Decomposer: Breaks down problems into subproblems of manageable size Default is a Decomposer instance with default settings.

atol class-attribute instance-attribute

atol: float = DEFAULT_ATOL

backend class-attribute instance-attribute

backend: BACKEND_TYPE | None = Field(default=None, exclude=True, repr=False)

convergence class-attribute instance-attribute

convergence: int = 3

decomposer class-attribute instance-attribute

decomposer: Decomposer = Field(default_factory=Decomposer)

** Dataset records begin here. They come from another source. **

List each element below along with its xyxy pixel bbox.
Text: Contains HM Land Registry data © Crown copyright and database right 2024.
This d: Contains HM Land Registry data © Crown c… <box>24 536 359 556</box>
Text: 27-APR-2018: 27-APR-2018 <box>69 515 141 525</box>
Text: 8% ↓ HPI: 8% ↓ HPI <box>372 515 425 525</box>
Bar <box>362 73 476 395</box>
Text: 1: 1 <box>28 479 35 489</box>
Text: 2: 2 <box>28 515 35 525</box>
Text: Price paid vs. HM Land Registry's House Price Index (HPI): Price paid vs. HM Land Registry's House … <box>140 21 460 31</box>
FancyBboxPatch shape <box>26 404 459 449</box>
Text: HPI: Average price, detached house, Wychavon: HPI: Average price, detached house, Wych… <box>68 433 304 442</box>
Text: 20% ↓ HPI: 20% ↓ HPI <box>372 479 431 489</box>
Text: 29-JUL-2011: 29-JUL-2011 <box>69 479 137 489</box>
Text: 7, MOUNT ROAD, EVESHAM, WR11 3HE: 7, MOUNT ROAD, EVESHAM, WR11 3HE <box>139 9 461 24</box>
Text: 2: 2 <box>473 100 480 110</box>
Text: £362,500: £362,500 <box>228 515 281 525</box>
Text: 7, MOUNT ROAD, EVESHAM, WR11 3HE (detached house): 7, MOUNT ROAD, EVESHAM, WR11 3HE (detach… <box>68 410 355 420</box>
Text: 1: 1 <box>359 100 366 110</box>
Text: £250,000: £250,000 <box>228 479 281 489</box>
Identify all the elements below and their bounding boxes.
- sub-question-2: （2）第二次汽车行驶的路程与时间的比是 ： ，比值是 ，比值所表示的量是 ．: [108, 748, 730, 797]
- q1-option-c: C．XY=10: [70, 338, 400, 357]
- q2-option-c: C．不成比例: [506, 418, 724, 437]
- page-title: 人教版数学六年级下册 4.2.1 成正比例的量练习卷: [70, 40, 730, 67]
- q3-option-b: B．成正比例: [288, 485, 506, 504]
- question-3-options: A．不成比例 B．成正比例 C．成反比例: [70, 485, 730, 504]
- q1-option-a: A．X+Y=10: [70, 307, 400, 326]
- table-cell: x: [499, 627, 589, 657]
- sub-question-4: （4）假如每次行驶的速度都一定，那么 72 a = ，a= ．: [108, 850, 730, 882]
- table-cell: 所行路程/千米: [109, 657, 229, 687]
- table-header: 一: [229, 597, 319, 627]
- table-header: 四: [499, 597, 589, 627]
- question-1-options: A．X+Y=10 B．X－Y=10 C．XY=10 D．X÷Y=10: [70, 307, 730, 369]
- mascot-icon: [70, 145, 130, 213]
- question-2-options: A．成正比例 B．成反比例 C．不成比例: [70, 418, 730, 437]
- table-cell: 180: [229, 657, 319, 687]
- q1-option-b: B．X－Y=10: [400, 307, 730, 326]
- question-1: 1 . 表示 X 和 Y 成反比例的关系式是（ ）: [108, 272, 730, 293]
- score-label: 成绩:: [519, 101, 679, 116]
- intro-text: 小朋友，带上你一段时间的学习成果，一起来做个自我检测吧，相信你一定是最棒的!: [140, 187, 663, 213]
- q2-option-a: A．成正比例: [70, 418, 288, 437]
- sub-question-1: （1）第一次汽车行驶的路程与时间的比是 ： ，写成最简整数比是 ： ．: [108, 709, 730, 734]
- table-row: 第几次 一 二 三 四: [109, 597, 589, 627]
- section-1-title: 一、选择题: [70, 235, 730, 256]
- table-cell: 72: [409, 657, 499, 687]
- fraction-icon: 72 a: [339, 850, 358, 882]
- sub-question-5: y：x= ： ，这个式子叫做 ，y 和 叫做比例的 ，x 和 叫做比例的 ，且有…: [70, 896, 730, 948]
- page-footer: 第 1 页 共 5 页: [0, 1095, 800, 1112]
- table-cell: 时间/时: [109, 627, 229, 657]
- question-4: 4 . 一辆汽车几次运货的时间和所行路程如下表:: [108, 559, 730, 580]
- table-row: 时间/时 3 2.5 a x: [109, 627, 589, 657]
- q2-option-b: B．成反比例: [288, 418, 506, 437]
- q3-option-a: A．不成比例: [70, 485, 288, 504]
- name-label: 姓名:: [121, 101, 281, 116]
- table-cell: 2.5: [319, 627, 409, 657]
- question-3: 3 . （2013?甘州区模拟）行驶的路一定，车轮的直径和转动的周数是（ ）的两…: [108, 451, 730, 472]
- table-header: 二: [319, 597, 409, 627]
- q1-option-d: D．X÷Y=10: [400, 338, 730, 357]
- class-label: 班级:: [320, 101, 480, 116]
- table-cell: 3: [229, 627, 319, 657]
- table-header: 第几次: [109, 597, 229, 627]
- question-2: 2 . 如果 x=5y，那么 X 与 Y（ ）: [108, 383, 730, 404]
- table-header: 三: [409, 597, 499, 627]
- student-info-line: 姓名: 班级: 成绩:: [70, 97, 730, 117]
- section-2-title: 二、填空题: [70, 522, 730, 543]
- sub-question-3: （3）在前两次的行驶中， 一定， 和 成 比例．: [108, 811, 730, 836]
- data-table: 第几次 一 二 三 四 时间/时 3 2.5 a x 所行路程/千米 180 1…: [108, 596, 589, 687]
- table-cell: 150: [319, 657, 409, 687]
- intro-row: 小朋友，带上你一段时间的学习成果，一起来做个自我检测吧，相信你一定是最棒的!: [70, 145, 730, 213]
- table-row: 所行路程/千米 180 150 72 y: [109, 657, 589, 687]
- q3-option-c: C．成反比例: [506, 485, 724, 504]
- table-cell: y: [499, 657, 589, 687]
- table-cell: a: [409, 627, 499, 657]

fixed_temp_sampler_num_reads class-attribute instance-attribute

fixed_temp_sampler_num_reads: int | None = None

fixed_temp_sampler_num_sweeps class-attribute instance-attribute

fixed_temp_sampler_num_sweeps: int = 10000

max_iter class-attribute instance-attribute

max_iter: int | None = 100

max_time class-attribute instance-attribute

max_time: int = 5

model_config class-attribute instance-attribute

model_config = ConfigDict(
    arbitrary_types_allowed=True, extra="allow", validate_assignment=True
)

n_replicas class-attribute instance-attribute

n_replicas: int = 2

num_reads class-attribute instance-attribute

num_reads: int = 100

num_retries class-attribute instance-attribute

num_retries: int = 0

quantum_annealing_params class-attribute instance-attribute

quantum_annealing_params: QuantumAnnealingParams = Field(
    default_factory=QuantumAnnealingParams
)

random_swaps_factor class-attribute instance-attribute

random_swaps_factor: int = 1

rtol class-attribute instance-attribute

rtol: float = DEFAULT_RTOL

target class-attribute instance-attribute

target: float | None = None

get_compatible_backends classmethod

get_compatible_backends() -> tuple[type[DWaveQpu], ...]

Check at runtime if the used backend is compatible with the solver.

Returns:

Type Description
tuple[type[IBackend], ...]

True if the backend is compatible with the solver, False otherwise.

get_default_backend classmethod

get_default_backend() -> DWaveQpu

Return the default backend implementation.

This property must be implemented by subclasses to provide the default backend instance to use when no specific backend is specified.

Returns:

Type Description
IBackend

An instance of a class implementing the IBackend interface that serves as the default backend.

run

run(
    model: Model | str,
    name: str | None = None,
    backend: BACKEND_TYPE | None = None,
    client: LunaSolve | str | None = None,
    *args: Any,
    **kwargs: Any,
) -> SolveJob

Run the configured solver.

Parameters:

Name Type Description Default
model Model or str

The model to be optimized or solved. It could be an Model instance or a string identifier representing the model id.

required
name str | None

If provided, the name of the job. Defaults to None.

None
backend BACKEND_TYPE | None

Backend to use for the solver. If not provided, the default backend is used.

None
client LunaSolve or str

The client interface used to interact with the backend services. If not provided, a default client will be used.

None
*args Any

Additional arguments that will be passed to the solver or client.

()
**kwargs Any

Additional keyword parameters for configuration or customization.

{}

Returns:

Type Description
SolveJob

The job object containing the information about the solve process.